6100 sayılı Hukuk Muhakemeleri Kanunu’nun (6100 sayılı Kanun) 323 üncü ve 326 ncı, 344 üncü, 353 üncü, 355 inci maddesi, 369 uncu maddesinin birinci fıkrası ile 370 ve 371 inci maddeleri. Avukatlık Asgari Ücret Tarifesi ilgili maddeleri.

3. Değerlendirme

1.Bölge Adliye Mahkemelerinin nihai kararlarının bozulması 6100 sayılı Kanun'un 371 inci maddesinde yer alan sebeplerden birinin varlığı hâlinde mümkündür.

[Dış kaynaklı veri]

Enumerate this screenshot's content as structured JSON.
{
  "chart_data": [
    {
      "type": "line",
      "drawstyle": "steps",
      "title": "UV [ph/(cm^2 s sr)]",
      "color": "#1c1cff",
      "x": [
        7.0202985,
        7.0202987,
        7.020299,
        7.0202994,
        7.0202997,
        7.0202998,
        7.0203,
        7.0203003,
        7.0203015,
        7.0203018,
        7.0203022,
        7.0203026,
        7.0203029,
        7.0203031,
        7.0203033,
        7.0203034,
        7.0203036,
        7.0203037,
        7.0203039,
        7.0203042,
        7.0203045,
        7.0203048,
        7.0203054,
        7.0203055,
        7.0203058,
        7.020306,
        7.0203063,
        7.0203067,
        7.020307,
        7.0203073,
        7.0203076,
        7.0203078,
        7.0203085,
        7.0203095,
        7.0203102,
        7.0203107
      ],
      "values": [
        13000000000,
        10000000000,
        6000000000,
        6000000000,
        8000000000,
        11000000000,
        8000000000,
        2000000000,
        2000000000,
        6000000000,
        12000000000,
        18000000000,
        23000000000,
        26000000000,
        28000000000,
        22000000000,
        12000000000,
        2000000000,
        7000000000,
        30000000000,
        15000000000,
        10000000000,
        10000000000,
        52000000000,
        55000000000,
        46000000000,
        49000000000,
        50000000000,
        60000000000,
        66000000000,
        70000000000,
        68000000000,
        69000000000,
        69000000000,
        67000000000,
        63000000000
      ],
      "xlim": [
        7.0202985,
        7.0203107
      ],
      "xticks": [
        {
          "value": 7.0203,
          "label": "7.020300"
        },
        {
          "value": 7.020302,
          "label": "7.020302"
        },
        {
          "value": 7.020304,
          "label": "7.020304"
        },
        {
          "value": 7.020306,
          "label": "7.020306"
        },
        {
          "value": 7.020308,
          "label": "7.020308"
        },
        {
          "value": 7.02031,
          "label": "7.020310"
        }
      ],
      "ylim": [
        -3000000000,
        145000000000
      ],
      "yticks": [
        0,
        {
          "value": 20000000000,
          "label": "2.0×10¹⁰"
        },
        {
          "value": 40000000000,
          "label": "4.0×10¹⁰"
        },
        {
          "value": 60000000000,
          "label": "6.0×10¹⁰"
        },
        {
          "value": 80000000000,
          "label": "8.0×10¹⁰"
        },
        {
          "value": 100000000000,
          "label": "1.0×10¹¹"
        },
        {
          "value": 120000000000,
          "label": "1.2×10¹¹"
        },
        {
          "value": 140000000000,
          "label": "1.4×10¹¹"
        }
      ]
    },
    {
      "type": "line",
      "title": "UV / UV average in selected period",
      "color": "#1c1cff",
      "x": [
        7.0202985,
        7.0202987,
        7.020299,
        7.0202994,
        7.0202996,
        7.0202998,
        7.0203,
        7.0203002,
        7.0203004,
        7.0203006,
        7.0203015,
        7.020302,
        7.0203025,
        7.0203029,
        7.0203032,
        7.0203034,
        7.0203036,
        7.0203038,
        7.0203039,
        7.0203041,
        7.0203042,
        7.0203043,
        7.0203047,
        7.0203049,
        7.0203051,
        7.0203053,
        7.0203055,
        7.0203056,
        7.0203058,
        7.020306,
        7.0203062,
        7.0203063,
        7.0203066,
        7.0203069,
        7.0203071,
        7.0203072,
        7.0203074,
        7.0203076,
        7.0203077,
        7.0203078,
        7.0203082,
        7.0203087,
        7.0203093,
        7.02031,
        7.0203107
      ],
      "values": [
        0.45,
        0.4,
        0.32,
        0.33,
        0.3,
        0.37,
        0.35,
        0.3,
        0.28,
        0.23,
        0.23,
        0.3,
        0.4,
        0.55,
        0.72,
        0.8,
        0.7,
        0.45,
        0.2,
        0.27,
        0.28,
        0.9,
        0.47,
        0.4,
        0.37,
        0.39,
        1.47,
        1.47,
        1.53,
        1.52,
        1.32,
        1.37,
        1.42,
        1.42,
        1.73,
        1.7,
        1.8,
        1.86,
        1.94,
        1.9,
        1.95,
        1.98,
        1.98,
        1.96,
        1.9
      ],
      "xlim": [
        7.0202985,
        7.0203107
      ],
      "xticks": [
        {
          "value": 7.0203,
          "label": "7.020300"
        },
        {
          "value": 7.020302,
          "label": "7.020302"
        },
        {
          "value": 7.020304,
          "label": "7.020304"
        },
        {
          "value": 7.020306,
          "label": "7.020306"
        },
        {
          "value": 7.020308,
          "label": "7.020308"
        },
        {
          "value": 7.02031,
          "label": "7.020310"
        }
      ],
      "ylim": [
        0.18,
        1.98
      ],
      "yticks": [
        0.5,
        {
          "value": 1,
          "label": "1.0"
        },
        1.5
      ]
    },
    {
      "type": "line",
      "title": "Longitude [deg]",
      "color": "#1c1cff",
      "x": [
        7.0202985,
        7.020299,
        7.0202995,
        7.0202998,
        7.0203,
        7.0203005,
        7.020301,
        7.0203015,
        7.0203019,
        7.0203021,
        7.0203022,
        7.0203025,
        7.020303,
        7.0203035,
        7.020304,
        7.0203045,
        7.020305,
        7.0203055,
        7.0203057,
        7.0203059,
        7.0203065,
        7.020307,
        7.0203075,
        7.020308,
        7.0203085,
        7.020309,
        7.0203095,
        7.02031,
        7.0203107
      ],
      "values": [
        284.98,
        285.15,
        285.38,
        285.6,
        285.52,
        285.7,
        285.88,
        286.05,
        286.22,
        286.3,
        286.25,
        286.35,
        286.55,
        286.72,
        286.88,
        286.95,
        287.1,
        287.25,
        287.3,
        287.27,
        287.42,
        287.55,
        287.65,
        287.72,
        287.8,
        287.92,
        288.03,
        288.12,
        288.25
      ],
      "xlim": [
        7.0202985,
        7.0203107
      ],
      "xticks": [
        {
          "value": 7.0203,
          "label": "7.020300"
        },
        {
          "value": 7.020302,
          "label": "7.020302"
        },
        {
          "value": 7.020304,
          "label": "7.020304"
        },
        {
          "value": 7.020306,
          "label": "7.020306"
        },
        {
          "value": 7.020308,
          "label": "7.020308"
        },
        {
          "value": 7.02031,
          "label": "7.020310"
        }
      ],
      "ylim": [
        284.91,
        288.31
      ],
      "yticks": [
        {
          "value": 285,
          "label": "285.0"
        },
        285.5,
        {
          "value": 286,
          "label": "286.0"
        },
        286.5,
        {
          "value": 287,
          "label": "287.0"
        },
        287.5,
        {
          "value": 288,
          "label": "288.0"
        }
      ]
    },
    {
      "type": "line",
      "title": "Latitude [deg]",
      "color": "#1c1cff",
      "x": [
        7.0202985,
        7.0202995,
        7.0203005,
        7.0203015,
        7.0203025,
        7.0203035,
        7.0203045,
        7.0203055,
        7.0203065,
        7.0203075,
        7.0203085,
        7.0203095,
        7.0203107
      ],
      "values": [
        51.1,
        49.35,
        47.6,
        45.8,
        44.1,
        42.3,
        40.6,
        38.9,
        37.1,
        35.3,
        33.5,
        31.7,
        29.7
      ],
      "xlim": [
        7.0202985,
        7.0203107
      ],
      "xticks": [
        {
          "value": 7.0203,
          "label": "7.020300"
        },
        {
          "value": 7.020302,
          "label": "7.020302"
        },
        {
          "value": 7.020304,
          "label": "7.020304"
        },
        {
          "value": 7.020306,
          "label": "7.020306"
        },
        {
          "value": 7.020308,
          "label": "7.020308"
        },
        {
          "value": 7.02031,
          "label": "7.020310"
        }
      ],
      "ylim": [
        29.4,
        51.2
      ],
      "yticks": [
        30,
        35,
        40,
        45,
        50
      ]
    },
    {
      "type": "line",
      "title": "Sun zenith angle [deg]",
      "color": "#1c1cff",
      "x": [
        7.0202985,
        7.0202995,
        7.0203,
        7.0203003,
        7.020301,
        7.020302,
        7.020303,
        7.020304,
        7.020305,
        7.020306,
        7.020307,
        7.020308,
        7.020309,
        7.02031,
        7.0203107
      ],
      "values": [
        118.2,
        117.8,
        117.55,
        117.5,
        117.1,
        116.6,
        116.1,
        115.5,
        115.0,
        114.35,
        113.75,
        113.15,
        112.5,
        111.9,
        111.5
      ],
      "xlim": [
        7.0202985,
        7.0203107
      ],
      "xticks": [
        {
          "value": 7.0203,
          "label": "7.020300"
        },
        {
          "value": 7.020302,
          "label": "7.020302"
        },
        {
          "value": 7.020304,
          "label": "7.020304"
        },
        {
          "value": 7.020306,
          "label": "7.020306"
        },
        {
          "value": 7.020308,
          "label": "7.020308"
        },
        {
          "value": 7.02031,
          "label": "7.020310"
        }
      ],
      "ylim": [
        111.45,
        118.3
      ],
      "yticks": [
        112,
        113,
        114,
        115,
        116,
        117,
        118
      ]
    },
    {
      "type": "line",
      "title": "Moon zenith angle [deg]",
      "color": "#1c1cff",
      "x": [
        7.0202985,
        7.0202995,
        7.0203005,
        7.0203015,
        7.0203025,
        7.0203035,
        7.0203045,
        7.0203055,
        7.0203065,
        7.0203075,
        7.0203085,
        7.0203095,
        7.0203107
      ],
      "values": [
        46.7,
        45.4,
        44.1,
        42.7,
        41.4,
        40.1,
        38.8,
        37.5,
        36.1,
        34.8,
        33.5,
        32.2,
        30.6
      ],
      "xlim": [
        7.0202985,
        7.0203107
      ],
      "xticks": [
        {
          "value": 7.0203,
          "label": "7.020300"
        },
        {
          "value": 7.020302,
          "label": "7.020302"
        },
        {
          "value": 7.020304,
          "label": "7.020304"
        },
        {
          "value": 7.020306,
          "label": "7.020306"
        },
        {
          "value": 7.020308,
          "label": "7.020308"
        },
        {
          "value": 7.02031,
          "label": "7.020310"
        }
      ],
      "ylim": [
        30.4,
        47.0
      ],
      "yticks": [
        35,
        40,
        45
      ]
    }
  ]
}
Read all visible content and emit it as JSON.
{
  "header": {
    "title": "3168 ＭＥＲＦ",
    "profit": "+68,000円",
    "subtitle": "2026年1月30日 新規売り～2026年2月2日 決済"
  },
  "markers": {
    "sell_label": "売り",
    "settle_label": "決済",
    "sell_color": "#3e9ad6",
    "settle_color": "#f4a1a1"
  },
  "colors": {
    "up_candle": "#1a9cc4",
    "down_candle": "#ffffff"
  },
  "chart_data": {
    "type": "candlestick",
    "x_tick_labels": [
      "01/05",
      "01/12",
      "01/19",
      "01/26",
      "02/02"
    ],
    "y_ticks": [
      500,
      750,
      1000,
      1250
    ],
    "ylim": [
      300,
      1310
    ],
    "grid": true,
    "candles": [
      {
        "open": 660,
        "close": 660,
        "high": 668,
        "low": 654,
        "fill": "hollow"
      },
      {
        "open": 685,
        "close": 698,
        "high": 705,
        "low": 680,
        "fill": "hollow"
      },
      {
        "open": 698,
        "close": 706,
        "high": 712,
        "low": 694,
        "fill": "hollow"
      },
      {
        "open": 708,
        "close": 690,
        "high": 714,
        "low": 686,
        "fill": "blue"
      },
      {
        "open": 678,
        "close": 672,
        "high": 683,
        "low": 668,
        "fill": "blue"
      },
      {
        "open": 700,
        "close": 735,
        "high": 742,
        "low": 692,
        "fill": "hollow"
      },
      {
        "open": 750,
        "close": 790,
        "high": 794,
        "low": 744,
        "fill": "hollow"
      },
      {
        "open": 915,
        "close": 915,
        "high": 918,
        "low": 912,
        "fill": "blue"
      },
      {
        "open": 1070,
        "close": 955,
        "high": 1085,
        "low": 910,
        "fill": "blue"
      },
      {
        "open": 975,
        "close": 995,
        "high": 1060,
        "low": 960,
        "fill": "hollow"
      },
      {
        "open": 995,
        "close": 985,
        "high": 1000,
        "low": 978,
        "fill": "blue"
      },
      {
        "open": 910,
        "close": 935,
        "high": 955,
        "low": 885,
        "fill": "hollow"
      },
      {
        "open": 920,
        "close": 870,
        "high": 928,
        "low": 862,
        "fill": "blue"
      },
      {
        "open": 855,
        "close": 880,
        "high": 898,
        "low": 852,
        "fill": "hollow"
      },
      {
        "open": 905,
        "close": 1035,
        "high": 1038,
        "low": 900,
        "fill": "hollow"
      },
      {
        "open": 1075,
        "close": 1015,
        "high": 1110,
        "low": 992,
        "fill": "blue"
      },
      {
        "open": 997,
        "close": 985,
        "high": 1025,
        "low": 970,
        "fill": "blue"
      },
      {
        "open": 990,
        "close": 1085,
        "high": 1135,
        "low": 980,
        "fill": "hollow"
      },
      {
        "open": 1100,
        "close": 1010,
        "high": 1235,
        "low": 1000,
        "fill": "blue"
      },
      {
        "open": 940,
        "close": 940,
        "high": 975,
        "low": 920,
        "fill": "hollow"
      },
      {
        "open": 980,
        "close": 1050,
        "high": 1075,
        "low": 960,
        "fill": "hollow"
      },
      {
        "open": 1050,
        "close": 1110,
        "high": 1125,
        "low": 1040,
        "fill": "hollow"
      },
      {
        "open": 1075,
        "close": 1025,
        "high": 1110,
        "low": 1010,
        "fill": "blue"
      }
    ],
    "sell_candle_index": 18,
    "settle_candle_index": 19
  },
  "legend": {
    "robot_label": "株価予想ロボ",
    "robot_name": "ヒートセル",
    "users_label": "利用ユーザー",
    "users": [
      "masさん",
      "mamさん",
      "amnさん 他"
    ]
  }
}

2.Temyizen incelenen karar, tarafların karşılıklı iddia ve savunmalarına, dayandıkları belgelere, uyuşmazlığa uygulanması gereken hukuk kuralları ile hukuki ilişkinin nitelendirilmesine, dava şartlarına, yargılama ve ispat kuralları ile kararda belirtilen gerekçelere göre usul ve kanuna uygun olup davalı vekili tarafından temyiz dilekçesinde ileri sürülen nedenler kararın bozulmasını gerektirecek nitelikte görülmemiştir.

VI. KARAR

Açıklanan sebeplerle;

Temyiz olunan Bölge Adliye Mahkemesi kararının 6100 sayılı Kanun'un 370 inci maddesinin birinci fıkrası uyarınca ONANMASINA,

Aşağıda yazılı temyiz giderinin temyiz edene yükletilmesine,

Dosyanın İlk Derece Mahkemesine, kararın bir örneğinin Bölge Adliye Mahkemesine gönderilmesine,21.05.2024 tarihinde oy birliğiyle karar verildi.